You can read my analysis here, or look at the code used to create it. This project was completed as part of the Udacity Data Analyst Nanodegree.
Skills used: Python, NumPy, Pandas, PandasSQL, SQL, ggplot, linear regression, gradient descent, MapReduce
Data analysis is great, but it usually takes some work to get real data into a format that actually be analyzed. This project involved applying data munging (or wrangling/cleaning) techniques on OpenStreetMap data for an area of our choice. These techniques included assessing the quality of the data for validity, accuracy, completeness, consistency and uniformity, and then correcting the issues identified in the data. Finally, all of the cleaned data was imported into MongoDB and then queried to gain insights about the area. If you've always wondered what the most popular fast food restaurant in San Diego is, read on!
You can read my analysis here, or look at the code used to create it. This project was completed as part of the Udacity Data Analyst Nanodegree.
Skills used: Python, MongoDB, XML, ElementTree, JSON
Enron was the source of one of the largest corporate fraud cases in history. For this project, machine learning algorithms were used to exploit relationships and patterns in email and financial data from the Enron fraud case to identify persons of interest (POIs). This involved determining the best information (or features) to use in the financial and email data, testing/training four different machine learning algorithms, optimizing their performance, and selecting the best algorithm.

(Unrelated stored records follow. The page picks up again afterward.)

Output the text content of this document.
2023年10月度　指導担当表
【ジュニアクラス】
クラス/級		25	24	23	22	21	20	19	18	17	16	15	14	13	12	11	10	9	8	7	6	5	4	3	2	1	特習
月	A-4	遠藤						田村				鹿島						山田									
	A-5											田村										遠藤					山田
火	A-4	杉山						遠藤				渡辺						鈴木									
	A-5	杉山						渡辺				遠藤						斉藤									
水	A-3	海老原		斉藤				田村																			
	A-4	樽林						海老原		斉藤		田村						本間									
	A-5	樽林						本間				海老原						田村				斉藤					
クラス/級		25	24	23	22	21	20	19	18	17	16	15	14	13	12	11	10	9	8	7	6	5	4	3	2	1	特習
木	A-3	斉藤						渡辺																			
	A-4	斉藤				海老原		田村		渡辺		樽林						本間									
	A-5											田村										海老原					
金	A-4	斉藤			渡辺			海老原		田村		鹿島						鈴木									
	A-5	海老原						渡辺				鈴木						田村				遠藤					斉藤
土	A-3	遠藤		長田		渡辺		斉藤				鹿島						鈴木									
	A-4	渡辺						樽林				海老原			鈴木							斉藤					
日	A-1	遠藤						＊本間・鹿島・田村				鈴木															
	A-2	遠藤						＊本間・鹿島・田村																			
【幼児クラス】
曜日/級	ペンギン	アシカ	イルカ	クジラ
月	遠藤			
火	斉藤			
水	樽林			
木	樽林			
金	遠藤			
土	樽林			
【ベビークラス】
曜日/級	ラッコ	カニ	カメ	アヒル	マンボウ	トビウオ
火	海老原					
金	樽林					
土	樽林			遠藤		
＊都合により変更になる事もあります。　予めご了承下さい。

To find out which algorithm performed the best, you can read my analysis here, or look at the code used to create it. This project was completed as part of the Udacity Data Analyst Nanodegree.
Skills used: Python, Machine Learning, Naive Bayes, Decision Tree, Support Vector Machine (SVM), Scikit-Learn, Feature Selection, Cross-Validation, Algorithm Evaluation/Selection, Text-Learning, NLTK.
Roughly 1600 different Vinho Verde red wines from Portugal were measured for their chemical properties (such as alcohol content, residual sugar, density, etc.), along with a blind "quality" rating from three wine experts. For this project, R was used to explore the various relationships in the dataset and determine which chemical properties had the biggest influence on wine quality. All of the analysis was documented stream-of-consciousness style, in order to explain the thought process used along the way.
To find out which chemical properties had the biggest influence on quality, you can read my analysis here, or look at the code used to create it. This project was completed as part of the Udacity Data Analyst Nanodegree.
Skills used: R, Data Analysis, Data Visualization, Multivariate Analysis, Statistics.
Since 2003, Airline Carriers that generate at least 1% of total domestic revenue have been required by the US Department of Transportation (DOT) to report on-time data for domestic flights.
To find out which airlines performed the best in 2014, you can check out my data visualization here, or read some background about the design rationale used and how the design iterated based on user feedback. This project was completed as part of the Udacity Data Analyst Nanodegree.
Skills used: Data Visualization, Data Analysis, D3, dimple.js.